A voluntary alert advising Californians to conserve energy during a specific time frame was issued in mid-June 2021 to “help balance supply and demand” on the power grid during an extreme heatwave in the region. Unplugging electric vehicles during peak usage times was one recommended measure included in a list of power-saving strategies issued by the California System Operator.
As much of the western U.S. faced extreme heat danger and unprecedented drought conditions in June 2021, California officials advised residents to take certain measures in an effort to conserve energy across the power grid.
One such measure urged Californians to charge their electric vehicles in advance of peak power demand hours. A misconstrued version of this advice circulated on social media, suggesting that there wasn’t enough power available to charge electric cars:
The above-displayed meme was inaccurate. California did not tell "everyone" not to charge their electric cars. In reality, residents were asked to charge their cars at a time other than when the energy supply was limited.
The California Independent System Operator (ISO), a nonprofit organization that oversees the state’s power and electric systems, issued a “flex alert” advising Californians to conserve energy during a specific time frame on June 17 and the following day to “help balance supply and demand” on the power grid due to extreme heat across the region. Unplugging electric vehicles was just one recommendation in a list of power-saving strategies included in the alert.
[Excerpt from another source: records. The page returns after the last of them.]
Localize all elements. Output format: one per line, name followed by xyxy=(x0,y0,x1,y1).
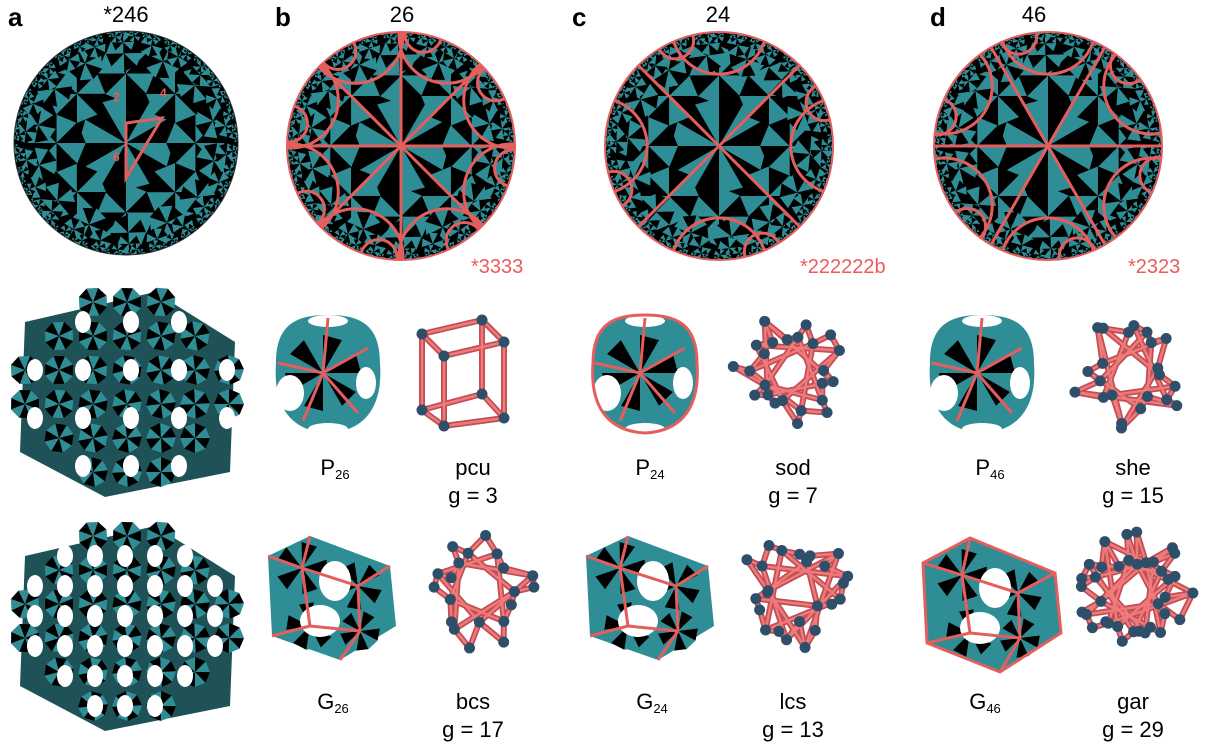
net-pcu xyxy=(416,314,510,432)
net-bcs xyxy=(428,529,540,654)
p-surface-b xyxy=(275,315,381,435)
title-c: 24 xyxy=(705,2,731,27)
p-surface-c xyxy=(591,313,699,435)
panel-letter-a: a xyxy=(8,2,23,32)
label-p-surface-c: P24 xyxy=(635,455,665,482)
label-p-surface-d: P46 xyxy=(975,455,1005,482)
panel-letter-b: b xyxy=(275,2,291,32)
label-p-surface-b: P26 xyxy=(320,455,350,482)
g-surface-b xyxy=(267,535,396,661)
label-g-surface-d: G46 xyxy=(969,689,1001,716)
label-net-gar: gar g = 29 xyxy=(1102,689,1164,742)
label-net-lcs: lcs g = 13 xyxy=(762,689,824,742)
hyperbolic-disk-d xyxy=(933,31,1163,261)
label-g-surface-b: G26 xyxy=(317,689,349,716)
net-sod xyxy=(727,315,845,429)
orbifold-label-d: *2323 xyxy=(1128,256,1181,278)
label-net-sod: sod g = 7 xyxy=(768,455,818,508)
orbifold-label-c: *222222b xyxy=(800,256,886,278)
vertex-label-2: 2 xyxy=(113,90,120,104)
g-surface-c xyxy=(585,535,714,661)
label-net-bcs: bcs g = 17 xyxy=(442,689,504,742)
vertex-label-4: 4 xyxy=(160,86,167,100)
title-b: 26 xyxy=(389,2,415,27)
net-she xyxy=(1069,320,1183,434)
title-a: *246 xyxy=(103,2,149,27)
label-net-pcu: pcu g = 3 xyxy=(448,455,498,508)
p-surface-block xyxy=(10,287,244,497)
vertex-label-6: 6 xyxy=(113,150,120,164)
panel-letter-c: c xyxy=(572,2,587,32)
title-d: 46 xyxy=(1021,2,1047,27)
net-gar xyxy=(1075,526,1199,647)
hyperbolic-disk-a xyxy=(13,30,239,256)
label-net-she: she g = 15 xyxy=(1102,455,1164,508)
net-lcs xyxy=(741,540,854,653)
orbifold-label-b: *3333 xyxy=(471,256,524,278)
g-surface-block xyxy=(10,521,244,731)
p-surface-d xyxy=(929,315,1035,435)
label-g-surface-c: G24 xyxy=(636,689,668,716)
hyperbolic-disk-b xyxy=(286,31,516,261)
hyperbolic-disk-c xyxy=(604,31,834,261)
g-surface-d xyxy=(921,536,1063,674)
panel-letter-d: d xyxy=(930,2,946,32)
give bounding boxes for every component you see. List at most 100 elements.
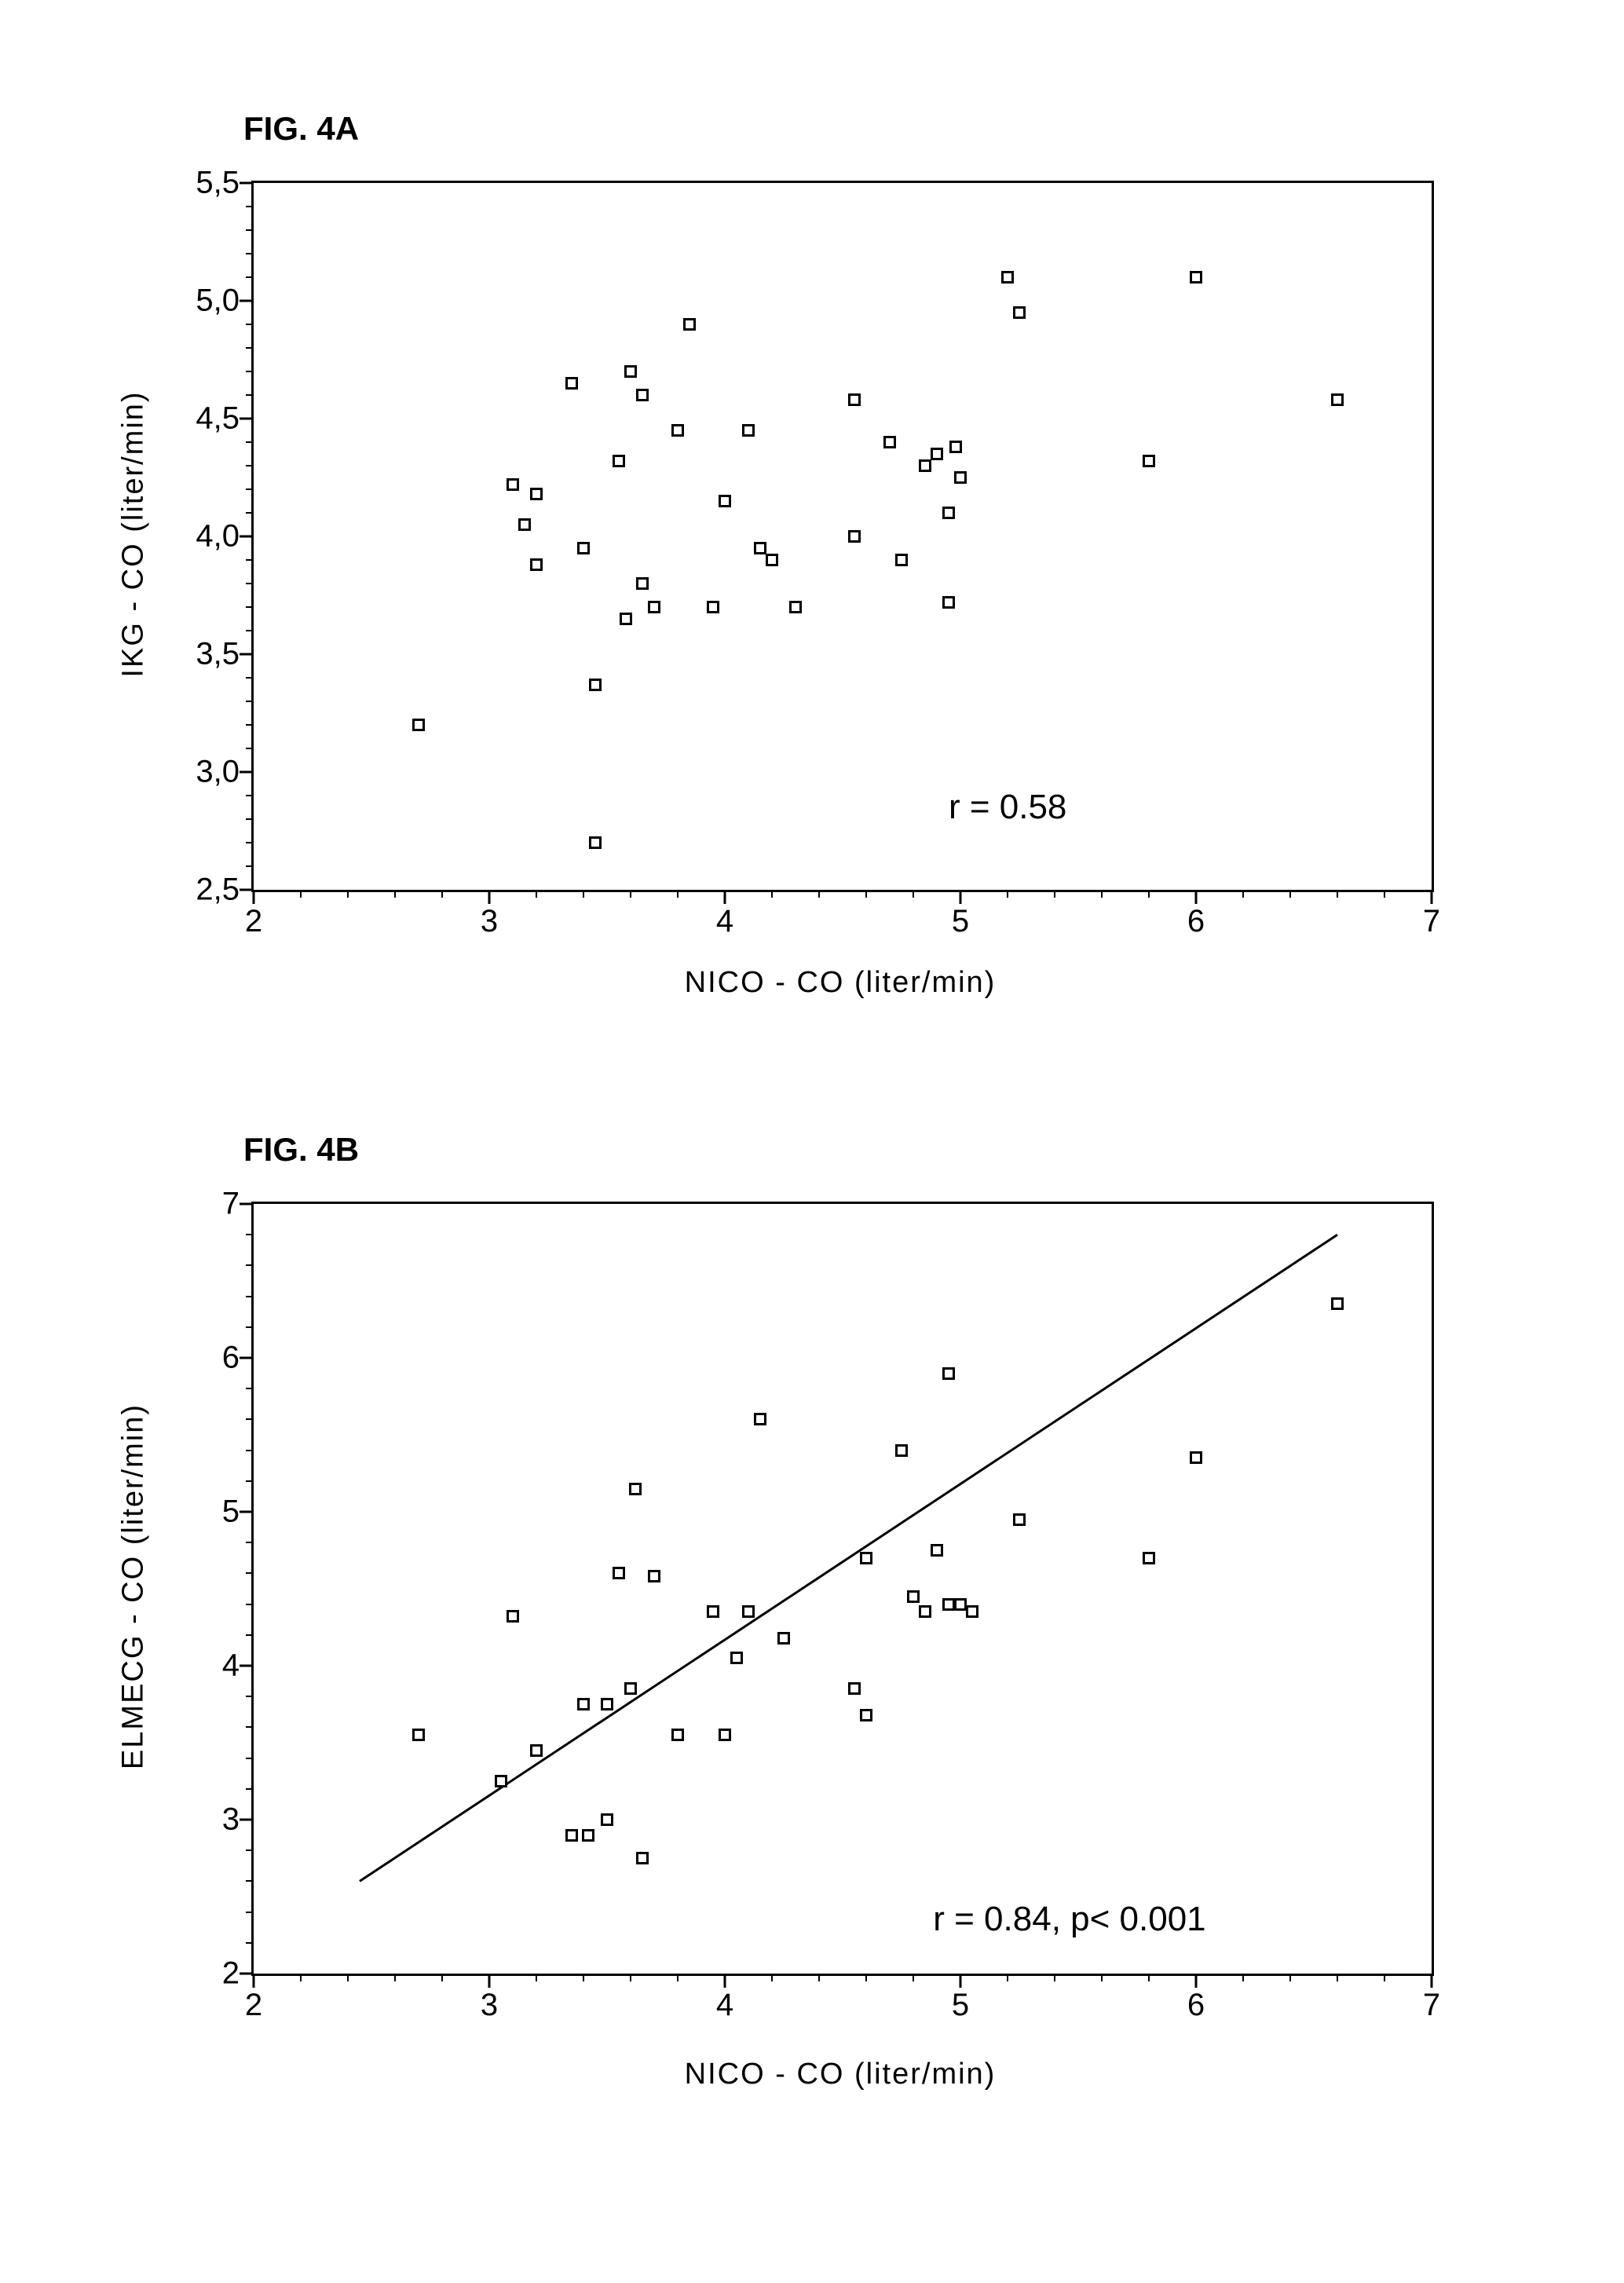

Flex alerts ask consumers to conserve electricity during the evening, typically between 6 and 9 p.m. local time, when power consumption tends to be this highest. This is to relieve stress on electrical grids during extreme heat. Flex alerts are voluntary calls that are typically issued in the summer when hot weather increases energy demand near its capacity.
“This usually happens in the evening hours when solar generation is going offline and consumers are returning home and switching on air conditioners, lights, and appliances,” wrote the ISO.
On June 17 and 18, ISO also asked consumers to set thermostats to 78 degrees or higher (health permitting), avoid using major appliances, and turn off unnecessary lights. The ISO also recommended people charge electronic devices and vehicles earlier to avoid further strain on the power grid.
As of this writing, there was no longer a flex alert in place.